From the bad things and bad people, you learn the right way and right direction towards the successful life.
― Ehsan Sehgal
Computational science is an extremely powerful set of disciplines for conducting scientific investigations. The end result of computational science is usually grounded in the physical sciences, and engineering, but depends on a chain of expertise spanning much of modern science. Doing computational science well completely depends on all of these disparate disciplines working in concert. A big area of focus these days are the supercomputers being used. The predicate for acquiring a these immensely expensive machines is the improvement in scientific and engineering product arising from their use. While this should be true, getting across this finish line requires a huge chain of activities to be done correctly.

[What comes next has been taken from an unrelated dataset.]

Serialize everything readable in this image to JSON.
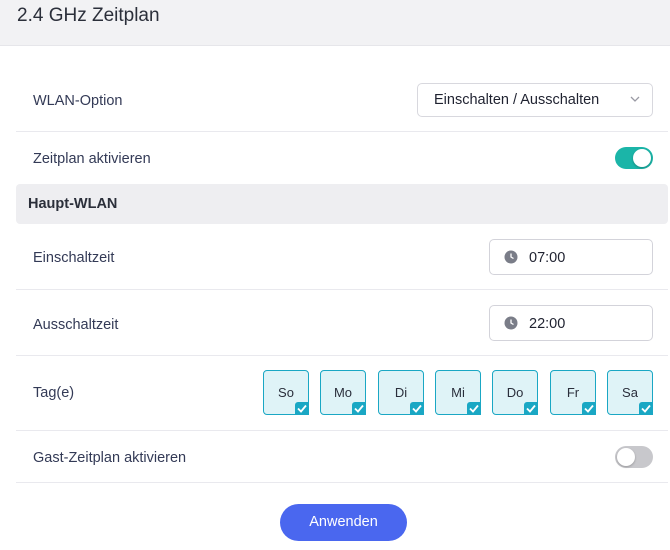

Let’s take a look at all the things we need to do right. Computer engineering and computer science are closest to the machines needed for computational science. These disciplines make these exotic computers accessible and useful for domain science and engineering. A big piece of this work is computer programming and software engineering. The computer program is a way of expressing mathematics in a way for the computer to operate on. Efficient and correct computer programs are a difficult endeavor all by themselves. Mathematics is the language of physics and engineering and essential for the conduct of computing. Mathematics is a middle layer of work between the computer and their practical utility. It is a deeply troubling and ironic trend that applied mathematics is disappearing from computational science. As the bridge between the computer and its practical use, it forms the basis for conducting and believing the computed results. Instead of being an area of increased focus, the applied math is disappearing into either the maw of computer programming or domain science/engineering. It is being lost as a separate contributor. Finally, we have the end result in science and engineering. Quite often we lose sight of computers and computing as a mere tool that must follow its specific rules for quality, reliable results. Too often the computer is treated like it is a magic wand.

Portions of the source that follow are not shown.